The Edge Singapore

Positive on “year of transforma­tion”

- — Felicia Tan

UOB Kay Hian analysts John Cheong and Clement Ho have kept “buy” on Sunpower with a higher target price of $1.11, from $1.10, after following the group’s record profit after tax and minority interests (PATMI) in 2020.

Cheong and Ho are expecting 2021 to be a “year of transforma­tion” for the group, and have also raised their net profit forecasts for FY2021 to FY2022 to RMB466 million ($95.3 million) and RMB563.9 million respective­ly.

“With enhanced cash flow generation ability and long-term revenue visibility, valuations should improve going forward, in our view,” the analysts write.

As Sunpower awaits approval for its order-driven manufactur­ing and services (M&S) segment, it will turn its focus towards the remaining green investment (GI) business and achieving scale as an industrial steam-power producer in China.

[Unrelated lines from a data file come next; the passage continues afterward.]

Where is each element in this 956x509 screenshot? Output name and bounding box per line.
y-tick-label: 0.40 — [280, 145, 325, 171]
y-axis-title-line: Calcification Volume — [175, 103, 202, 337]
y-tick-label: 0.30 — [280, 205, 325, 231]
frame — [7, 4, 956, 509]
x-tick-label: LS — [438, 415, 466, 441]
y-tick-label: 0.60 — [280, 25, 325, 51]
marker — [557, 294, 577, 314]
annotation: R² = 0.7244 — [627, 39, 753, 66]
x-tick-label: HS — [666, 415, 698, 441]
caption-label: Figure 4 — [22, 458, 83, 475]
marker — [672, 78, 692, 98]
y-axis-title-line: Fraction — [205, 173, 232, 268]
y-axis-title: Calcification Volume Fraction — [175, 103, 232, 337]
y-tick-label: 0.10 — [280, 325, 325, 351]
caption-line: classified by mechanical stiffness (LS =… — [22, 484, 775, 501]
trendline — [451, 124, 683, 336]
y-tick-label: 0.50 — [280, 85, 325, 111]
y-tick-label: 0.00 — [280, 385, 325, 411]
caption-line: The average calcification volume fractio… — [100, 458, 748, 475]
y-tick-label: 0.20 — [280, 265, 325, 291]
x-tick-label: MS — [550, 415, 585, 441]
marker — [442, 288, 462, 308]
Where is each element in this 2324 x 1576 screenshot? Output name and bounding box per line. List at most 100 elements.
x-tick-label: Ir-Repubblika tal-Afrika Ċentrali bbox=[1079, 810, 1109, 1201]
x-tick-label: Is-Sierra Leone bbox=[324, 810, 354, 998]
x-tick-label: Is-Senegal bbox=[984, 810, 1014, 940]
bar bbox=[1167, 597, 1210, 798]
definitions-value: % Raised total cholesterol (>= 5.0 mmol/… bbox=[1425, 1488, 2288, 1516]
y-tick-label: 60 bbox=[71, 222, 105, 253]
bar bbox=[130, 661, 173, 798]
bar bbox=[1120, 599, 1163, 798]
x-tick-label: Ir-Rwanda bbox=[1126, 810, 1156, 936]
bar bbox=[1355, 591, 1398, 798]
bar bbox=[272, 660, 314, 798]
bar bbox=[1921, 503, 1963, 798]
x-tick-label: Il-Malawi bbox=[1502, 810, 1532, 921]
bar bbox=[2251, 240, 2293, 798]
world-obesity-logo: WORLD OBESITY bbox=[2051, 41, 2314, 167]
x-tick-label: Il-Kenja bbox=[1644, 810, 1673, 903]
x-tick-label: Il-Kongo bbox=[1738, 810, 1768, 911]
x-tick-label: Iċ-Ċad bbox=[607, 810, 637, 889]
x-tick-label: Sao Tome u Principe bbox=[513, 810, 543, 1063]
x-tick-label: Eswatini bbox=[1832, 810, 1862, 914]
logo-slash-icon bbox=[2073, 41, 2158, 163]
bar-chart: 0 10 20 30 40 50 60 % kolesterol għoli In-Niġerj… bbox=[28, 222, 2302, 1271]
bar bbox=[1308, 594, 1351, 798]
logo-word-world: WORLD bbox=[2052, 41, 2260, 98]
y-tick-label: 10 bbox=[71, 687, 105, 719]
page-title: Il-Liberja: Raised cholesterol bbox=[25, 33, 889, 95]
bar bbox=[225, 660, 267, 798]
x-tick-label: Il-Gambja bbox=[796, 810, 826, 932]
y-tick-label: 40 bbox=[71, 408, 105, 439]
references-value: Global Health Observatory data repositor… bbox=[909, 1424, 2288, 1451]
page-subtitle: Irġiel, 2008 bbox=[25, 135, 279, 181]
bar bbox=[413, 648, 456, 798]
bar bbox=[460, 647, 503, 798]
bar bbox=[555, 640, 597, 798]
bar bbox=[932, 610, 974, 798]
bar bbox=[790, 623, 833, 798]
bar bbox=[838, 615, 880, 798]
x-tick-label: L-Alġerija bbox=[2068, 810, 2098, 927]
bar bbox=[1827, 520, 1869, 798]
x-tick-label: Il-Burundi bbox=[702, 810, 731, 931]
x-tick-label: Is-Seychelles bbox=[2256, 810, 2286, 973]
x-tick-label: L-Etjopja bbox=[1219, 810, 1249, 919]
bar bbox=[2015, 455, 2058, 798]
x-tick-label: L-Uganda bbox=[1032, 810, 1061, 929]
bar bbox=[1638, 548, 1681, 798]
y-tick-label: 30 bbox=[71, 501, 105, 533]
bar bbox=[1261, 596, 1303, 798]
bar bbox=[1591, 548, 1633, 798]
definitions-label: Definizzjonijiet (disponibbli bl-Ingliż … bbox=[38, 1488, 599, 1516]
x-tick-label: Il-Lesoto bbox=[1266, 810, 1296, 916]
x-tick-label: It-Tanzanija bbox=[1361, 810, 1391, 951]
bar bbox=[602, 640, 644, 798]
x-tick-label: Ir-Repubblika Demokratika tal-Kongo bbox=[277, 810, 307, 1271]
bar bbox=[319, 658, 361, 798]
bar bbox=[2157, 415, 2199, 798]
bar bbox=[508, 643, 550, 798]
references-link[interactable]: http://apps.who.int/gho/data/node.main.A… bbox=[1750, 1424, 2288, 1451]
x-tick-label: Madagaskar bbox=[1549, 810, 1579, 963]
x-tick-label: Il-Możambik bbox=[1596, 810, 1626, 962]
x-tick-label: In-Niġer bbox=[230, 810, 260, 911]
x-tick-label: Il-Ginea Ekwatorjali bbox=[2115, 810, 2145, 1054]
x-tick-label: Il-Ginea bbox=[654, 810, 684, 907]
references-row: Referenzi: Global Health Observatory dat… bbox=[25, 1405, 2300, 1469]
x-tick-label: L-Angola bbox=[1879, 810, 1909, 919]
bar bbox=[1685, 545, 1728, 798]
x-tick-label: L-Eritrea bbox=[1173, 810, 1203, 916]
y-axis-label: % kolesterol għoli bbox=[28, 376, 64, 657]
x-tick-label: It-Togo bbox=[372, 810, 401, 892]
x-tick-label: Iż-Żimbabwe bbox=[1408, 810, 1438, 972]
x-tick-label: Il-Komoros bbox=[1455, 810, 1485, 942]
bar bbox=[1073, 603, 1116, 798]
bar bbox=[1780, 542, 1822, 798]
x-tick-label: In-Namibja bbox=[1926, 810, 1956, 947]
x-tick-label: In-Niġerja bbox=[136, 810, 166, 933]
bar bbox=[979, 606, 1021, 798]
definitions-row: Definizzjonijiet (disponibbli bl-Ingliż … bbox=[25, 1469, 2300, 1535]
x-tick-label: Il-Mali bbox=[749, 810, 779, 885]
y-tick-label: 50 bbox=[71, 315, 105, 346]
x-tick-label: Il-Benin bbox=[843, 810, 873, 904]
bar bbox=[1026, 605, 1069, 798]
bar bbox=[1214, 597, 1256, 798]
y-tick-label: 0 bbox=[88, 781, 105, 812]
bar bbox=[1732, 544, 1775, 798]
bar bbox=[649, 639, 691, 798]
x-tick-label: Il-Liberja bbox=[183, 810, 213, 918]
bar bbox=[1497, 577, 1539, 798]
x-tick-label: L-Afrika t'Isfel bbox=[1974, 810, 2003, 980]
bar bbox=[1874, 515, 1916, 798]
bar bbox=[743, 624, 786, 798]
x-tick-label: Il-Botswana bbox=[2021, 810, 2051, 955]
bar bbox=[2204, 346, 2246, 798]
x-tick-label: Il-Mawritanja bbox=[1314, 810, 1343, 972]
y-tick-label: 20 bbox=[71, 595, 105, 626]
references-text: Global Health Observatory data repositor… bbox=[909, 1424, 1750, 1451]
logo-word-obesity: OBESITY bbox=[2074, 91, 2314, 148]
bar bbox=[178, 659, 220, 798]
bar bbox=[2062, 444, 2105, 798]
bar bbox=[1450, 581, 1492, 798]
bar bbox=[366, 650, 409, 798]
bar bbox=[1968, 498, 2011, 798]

The GI business is a stable asset-based business that generates recurring income and cash flow through the industrial infrastruc­ture projects that Sunpower owns and operates.

“This provides relatively superior revenue visibility and certainty over the M&S segment, which is an inherently cyclical, orderbook-driven business that requires high working capital. Management sees many business opportunit­ies in the anti-smog sector in China, due to regulatory mandated closure of high-emission polluting boilers and the structural shift to low emission centralise­d steam and electricit­y facilities,” say Cheong and Ho.

The M&S business will be sold to a special purpose vehicle (SPV) owned by a consortium of China funds, the group’s two largest shareholde­rs, Guo Hong Xin and Ma Ming, as well as certain employees of the M&S segment.

The sale price for the business of RMB2.29 billion translates to 9.5 times FY2020 earnings and a 27% premium over the value given by two independen­t valuers.

“Furthermor­e, net proceeds per share of approximat­ely 36.17 cents translate to 42% of Sunpower’s current market cap [will] be unlocked in cash”, note the analysts. “Overall, we deem the deal as attractive, at a valuation more than twice the 5-7 times typically ascribed by the street.”

Once the sale is completed, Sunpower will pay out a special distributi­on of around 23.98 cents per share or RMB1.34 billion from the net sale proceeds of RMB2.02 billion.

The remaining RMB681 million will be used as capital to undertake Sunpower’s existing GI projects and general working capital, as well as to repay payables due from the GI business to the M&S business.

Cheong and Ho also view Sunpower as a fast-growing power-producer with nine plants in operation and two under constructi­on.

“With four of the plants acquired through M&A (almost half of its existing portfolio), acquisitio­n opportunit­ies have been abundant and the proposed M&S disposal would put the group in a good position to source for more targets,” they write.